After waking late this morning, I went to the page to complete my morning pages over coffee. And this is what came out:
Good morning, good morning. ( This sentence ran into the date I’d just wrote moments before).
Wowat least I’m just doing mistakes on the page & not in real life. Do I avoid real life? I know when I’m off social media or when I shy away from the news, it is to protect me from the real world because the ‘truth’ they are peeling is direct & fake and flawed. (And hurts me. My soul.)
But it’s still facts & information & journalism & biased & not ‘for real.’ I mean we say it’s a fact about the time and the date. But ‘time’ is a construct. It was a construct to make money – colonial time. I took it as a fact but really it’s all fake or a mechanism of control. The same for ‘race’.
I was thinking it was a given but again ‘race’ is a construct. It was created to justify the exploitation & extraction & brutalisation of one group of people by another. “They can’t feel pain right so what we’re doing to them doesn’t matter”, they said. “They don’t exist on the same plain, the same level as us. So chill your boots. It’s okay. They’re not human.”

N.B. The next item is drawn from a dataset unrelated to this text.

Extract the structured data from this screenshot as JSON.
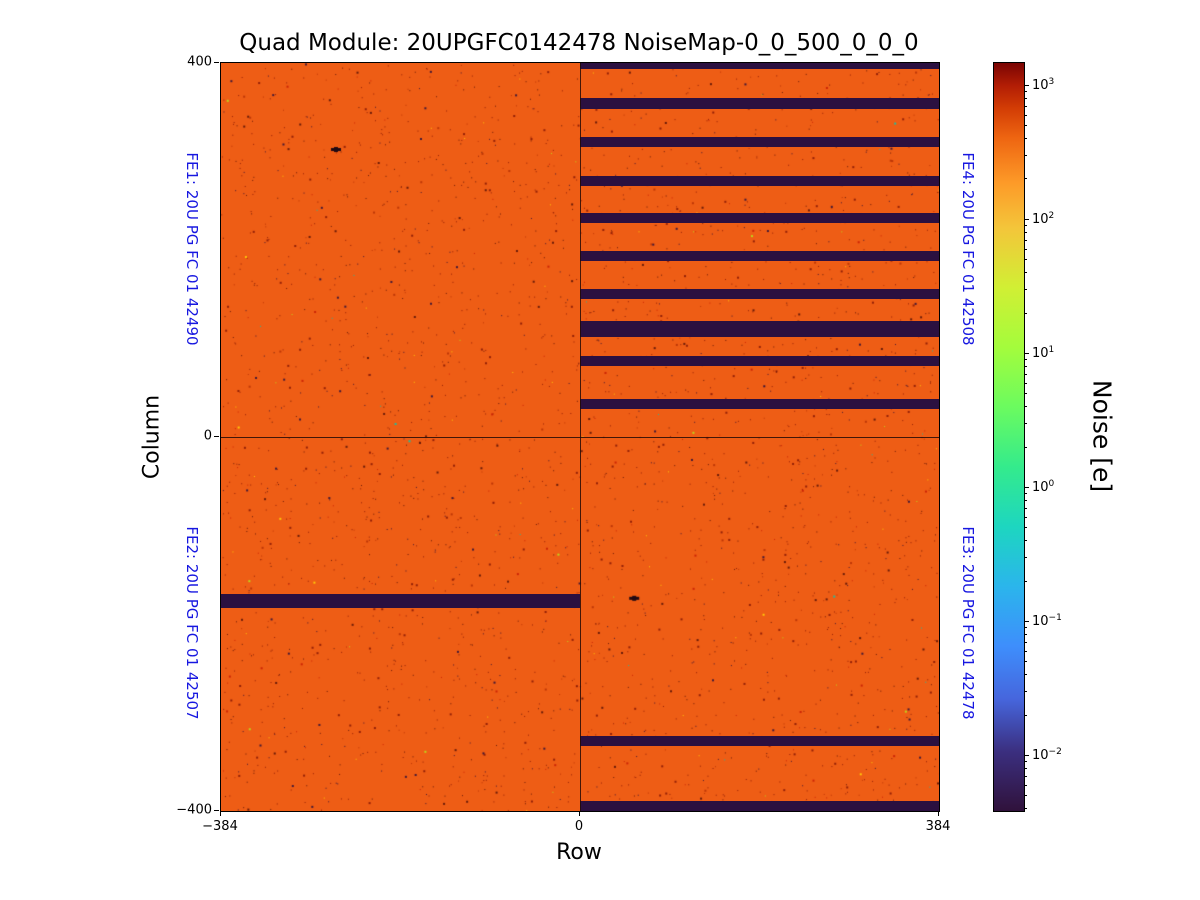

All this musing feeds into what I’ve been reading of late, especially Fugitive Feminism where Akwugo Emejulu who argues that because humanity is tied to whiteness, Black Women, who I am interested in, will never be human. So why bother? Why engage with society on their terms/ these terms hoping one day you’ll be accepted when you know that label, that status of being human will never be attained? Instead, why not speculative about alternatives, about other ways of being, other ways of knowing ( conjuring) which do not depend on being human?

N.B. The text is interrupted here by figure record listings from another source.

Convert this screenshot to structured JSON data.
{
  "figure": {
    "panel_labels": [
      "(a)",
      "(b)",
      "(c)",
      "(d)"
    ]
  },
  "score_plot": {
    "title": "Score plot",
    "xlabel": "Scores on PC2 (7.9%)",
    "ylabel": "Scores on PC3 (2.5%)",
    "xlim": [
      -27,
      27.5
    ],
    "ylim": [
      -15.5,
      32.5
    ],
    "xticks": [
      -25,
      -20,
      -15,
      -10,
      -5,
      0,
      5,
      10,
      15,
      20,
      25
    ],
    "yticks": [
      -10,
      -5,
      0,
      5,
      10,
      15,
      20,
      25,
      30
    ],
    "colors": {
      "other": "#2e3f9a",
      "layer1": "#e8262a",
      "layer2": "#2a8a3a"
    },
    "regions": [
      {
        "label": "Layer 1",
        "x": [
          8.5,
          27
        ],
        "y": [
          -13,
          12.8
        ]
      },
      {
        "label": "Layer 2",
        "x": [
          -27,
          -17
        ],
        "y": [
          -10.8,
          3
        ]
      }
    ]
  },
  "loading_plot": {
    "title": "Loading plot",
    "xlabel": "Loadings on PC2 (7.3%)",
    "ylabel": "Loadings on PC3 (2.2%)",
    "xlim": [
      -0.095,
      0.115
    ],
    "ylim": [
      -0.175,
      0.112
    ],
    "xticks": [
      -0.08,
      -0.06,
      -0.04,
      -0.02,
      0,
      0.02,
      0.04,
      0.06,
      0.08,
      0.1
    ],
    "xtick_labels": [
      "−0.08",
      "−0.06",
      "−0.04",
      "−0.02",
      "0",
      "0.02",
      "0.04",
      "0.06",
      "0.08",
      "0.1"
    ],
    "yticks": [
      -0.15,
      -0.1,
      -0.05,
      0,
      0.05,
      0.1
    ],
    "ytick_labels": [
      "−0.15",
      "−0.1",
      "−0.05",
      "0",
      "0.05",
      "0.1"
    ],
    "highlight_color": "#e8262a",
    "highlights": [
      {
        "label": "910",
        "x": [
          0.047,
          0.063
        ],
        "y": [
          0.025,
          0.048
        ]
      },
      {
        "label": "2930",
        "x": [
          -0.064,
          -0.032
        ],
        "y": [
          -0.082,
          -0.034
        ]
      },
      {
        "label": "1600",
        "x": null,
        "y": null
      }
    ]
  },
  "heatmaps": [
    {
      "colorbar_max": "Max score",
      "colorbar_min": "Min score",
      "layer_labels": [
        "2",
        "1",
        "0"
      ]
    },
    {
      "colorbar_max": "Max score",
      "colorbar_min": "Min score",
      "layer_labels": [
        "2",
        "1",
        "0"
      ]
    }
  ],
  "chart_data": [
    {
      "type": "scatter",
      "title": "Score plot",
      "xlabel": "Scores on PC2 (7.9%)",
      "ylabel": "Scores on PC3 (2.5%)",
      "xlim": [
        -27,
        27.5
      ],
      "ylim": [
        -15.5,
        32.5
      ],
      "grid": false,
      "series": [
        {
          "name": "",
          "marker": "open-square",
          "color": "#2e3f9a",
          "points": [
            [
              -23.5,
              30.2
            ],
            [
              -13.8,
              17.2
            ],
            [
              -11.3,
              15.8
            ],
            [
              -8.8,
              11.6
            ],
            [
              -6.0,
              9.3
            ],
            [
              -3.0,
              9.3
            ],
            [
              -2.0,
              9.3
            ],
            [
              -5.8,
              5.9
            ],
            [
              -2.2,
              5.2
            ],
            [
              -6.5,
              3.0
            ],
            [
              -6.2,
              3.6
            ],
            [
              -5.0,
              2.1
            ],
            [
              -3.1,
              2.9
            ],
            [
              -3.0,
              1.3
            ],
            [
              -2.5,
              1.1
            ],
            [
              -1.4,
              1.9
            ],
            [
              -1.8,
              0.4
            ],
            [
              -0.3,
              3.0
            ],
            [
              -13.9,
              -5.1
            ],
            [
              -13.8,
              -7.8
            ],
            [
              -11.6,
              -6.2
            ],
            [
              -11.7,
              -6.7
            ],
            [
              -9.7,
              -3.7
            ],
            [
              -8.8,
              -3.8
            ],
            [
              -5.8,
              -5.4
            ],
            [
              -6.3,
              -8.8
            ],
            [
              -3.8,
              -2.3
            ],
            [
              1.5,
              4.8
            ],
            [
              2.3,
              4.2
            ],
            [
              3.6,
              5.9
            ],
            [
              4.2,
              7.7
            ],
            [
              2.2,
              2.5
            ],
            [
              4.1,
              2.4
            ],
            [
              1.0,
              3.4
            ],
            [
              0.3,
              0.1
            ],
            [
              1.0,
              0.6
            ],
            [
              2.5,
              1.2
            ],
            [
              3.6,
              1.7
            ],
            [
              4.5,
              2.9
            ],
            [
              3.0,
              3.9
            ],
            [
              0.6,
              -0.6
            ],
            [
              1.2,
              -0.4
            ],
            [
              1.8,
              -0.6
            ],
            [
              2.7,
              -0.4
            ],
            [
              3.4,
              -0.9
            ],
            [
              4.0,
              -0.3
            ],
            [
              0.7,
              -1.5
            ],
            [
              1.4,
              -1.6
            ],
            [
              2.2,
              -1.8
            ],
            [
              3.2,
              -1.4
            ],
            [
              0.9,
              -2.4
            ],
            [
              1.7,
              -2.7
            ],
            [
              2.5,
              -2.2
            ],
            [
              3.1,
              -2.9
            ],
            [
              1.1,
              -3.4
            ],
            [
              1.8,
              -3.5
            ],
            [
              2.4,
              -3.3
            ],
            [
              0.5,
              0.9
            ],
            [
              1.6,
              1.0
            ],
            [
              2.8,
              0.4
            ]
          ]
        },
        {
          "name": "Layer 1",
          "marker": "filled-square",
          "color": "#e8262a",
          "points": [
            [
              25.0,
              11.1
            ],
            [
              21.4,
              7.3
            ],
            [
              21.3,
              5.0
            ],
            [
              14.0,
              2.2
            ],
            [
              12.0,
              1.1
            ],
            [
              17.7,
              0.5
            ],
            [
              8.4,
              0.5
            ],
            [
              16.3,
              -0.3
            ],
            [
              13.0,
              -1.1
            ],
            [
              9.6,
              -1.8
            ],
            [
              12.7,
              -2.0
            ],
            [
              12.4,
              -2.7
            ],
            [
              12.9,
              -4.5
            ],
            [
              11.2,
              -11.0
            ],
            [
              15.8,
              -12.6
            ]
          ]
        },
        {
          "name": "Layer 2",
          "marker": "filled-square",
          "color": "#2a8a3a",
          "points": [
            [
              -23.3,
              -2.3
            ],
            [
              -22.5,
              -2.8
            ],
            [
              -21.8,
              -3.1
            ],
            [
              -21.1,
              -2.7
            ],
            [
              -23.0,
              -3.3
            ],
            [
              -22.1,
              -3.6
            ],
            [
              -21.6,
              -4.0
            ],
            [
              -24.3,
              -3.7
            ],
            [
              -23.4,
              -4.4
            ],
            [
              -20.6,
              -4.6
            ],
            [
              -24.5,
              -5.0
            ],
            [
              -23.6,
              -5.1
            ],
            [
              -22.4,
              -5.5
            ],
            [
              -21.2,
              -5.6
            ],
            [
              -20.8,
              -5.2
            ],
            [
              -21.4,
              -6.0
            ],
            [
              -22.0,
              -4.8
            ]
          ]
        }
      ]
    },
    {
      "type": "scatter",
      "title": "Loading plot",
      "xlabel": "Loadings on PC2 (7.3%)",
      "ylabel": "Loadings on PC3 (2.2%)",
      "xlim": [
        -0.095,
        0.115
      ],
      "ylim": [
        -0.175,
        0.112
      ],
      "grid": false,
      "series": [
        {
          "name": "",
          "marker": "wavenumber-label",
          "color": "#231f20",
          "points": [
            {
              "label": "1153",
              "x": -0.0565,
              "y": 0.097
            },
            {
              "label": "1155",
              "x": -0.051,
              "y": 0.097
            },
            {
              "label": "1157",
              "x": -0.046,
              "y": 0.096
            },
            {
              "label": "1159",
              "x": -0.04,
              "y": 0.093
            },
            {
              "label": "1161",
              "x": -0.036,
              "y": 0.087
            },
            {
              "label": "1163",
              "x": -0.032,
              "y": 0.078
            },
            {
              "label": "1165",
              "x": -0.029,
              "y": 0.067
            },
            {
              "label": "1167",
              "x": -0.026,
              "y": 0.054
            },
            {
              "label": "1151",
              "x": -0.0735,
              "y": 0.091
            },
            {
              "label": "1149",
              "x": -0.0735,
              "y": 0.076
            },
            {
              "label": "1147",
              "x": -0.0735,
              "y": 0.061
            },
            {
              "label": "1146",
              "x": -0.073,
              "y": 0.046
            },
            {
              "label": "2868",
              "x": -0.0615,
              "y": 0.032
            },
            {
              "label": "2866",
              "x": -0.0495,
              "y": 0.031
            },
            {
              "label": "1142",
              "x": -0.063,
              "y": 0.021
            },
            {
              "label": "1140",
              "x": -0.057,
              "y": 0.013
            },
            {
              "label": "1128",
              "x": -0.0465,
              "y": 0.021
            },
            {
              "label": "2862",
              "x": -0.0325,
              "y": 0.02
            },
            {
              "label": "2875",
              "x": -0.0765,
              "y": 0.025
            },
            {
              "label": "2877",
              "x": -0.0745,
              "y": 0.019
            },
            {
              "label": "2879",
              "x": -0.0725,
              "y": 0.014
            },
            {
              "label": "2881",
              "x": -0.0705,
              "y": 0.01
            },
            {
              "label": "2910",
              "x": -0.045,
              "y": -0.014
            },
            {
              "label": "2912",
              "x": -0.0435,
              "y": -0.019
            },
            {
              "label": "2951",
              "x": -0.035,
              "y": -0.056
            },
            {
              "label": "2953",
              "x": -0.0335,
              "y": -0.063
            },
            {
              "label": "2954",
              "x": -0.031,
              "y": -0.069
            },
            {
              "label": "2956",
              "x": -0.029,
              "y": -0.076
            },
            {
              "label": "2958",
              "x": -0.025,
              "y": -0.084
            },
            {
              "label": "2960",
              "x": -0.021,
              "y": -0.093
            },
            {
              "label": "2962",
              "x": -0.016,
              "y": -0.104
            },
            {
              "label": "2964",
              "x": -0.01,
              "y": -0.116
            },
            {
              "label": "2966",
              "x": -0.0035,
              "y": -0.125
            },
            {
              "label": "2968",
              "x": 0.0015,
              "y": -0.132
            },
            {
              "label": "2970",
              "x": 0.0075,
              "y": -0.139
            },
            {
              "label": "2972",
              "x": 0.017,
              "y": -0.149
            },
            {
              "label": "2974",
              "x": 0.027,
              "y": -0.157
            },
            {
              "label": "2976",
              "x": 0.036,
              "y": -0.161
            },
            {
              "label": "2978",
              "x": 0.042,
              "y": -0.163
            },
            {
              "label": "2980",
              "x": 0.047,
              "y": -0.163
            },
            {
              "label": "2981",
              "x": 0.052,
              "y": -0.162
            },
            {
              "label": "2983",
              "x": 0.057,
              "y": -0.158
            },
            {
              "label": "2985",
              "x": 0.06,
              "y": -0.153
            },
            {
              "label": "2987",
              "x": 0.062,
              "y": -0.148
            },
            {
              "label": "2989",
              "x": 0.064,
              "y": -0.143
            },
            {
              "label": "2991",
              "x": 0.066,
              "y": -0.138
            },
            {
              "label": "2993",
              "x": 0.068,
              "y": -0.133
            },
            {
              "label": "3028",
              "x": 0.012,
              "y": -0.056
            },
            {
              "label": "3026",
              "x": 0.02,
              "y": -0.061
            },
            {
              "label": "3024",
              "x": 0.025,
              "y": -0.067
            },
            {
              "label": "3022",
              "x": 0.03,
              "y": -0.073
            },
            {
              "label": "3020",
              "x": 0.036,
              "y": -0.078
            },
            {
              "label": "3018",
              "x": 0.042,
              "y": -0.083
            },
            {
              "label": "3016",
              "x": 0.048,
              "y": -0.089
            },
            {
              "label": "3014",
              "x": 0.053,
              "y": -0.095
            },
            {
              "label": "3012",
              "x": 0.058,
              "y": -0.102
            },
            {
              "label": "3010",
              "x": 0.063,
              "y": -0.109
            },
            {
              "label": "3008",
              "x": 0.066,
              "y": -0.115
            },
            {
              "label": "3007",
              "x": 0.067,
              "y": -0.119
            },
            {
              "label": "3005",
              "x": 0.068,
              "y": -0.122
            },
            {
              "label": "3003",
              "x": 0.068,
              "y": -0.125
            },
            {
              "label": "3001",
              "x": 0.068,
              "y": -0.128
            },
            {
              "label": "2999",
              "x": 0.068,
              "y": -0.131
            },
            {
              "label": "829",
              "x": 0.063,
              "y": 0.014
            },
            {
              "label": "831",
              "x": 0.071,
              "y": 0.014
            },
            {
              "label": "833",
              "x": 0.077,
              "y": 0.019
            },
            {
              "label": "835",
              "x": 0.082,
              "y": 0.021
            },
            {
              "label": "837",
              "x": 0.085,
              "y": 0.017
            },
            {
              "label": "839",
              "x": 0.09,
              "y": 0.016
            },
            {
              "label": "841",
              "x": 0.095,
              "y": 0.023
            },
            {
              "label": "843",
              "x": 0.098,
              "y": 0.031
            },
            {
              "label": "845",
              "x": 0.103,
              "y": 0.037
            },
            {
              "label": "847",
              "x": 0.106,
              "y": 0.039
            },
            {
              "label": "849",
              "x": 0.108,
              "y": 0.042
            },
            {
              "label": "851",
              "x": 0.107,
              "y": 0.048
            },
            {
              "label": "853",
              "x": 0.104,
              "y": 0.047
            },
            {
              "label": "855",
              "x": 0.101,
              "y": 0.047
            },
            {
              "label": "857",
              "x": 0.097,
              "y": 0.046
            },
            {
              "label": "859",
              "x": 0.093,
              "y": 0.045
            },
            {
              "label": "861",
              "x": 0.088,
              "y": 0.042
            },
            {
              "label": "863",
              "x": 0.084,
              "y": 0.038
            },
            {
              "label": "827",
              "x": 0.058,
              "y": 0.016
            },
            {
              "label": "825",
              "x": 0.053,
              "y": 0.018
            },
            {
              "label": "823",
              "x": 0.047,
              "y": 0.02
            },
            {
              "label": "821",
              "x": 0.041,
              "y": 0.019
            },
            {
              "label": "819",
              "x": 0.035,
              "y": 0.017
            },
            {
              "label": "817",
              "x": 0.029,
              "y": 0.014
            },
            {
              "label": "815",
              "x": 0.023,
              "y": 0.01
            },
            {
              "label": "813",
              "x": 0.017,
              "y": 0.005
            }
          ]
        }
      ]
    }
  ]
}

What possibilities could I begin to conjure?
This is where I’m at this morning. Tired and drinking my coffee but already allowing my imaginings to run wild. To be fugitive.
After a busy and brutal period of being out in the world working for the man, I’m resting. But already just after a couple of days rest, I’m coming back to myself. Coming back to what floats my boat, and gets the creative juices flowing. Thank you.

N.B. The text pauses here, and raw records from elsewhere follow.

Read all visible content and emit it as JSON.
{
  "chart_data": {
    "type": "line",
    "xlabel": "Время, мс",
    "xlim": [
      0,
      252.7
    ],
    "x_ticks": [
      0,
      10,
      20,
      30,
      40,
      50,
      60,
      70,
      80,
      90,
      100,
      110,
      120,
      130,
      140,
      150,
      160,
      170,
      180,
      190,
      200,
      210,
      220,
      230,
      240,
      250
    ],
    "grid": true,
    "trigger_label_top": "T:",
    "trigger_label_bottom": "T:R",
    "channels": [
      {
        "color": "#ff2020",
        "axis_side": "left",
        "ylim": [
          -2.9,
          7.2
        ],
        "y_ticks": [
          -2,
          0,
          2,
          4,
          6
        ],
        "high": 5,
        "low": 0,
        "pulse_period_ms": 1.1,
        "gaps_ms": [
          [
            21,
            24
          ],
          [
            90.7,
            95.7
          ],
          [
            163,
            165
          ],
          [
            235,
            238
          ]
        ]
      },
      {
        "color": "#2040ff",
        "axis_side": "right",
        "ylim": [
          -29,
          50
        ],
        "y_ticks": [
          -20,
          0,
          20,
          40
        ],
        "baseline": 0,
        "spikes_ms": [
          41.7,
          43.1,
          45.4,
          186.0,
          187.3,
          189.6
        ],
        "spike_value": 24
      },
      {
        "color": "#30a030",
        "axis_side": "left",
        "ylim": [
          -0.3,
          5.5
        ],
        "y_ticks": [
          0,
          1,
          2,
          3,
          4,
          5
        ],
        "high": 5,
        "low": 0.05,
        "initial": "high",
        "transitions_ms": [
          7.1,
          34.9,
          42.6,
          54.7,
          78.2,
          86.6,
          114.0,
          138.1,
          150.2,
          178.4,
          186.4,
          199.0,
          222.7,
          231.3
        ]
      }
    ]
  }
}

Hey I’m just sitting here minding my own business but you still want my attention.
Still crawling up the back of me, lurking to steal my thunder and steal my power.
You don’t want me. You don’t want me near you. You don’t want me to shine.
And yet …
You can’t leave me alone. You can’t turn away because you know I’m mighty fine. You know I’m divine.
You know I hold the secrets of what it means to be fire. You know you can’t hide your desire no matter how hard you try to hide, to blend in, to mystify.
You can’t hide your desires because of your long, ugly, harsh venomous tongue dipping lies is always going to give you away, betray your cold and encrusted lying heart and mind.
I’ve been reading. When I read, I feed my wonder and imagination. When I read, I fill up with ideas and dreams and plans.
Reading expands my mind and expands my understanding of the world I navigate.
I cannot stress or emphasise enough how much my world has been rocked or even burnt down since my reading and continued reading of Fugitive Feminism by Akwugo Emejulu.
This isn’t like anything I’ve read before because it goes against everything I’ve been trying to do for the last 50 years; to prove the humanity of Black people, of myself so we can finally be accepted and loved.
But what if we’ll never be accepted? Never be accepted as human beings because who gets to claim humanity is bound up with whiteness, bound up with white supremacy culture?
What if being a human is a construct and is defined by those with the power and was never constructed to allow us, people of the global majority to be as such?
So if I claim non-human what are the possibilities for my being?
This is where I’m heading. This is the space I’m navigating now. I’m making changes from the inside out. In a cellular level this speaks truth and blessings to me. How I {BE} is changing and it includes a whole more ‘fuck offs’. Well that’s how it’s shown up my so far!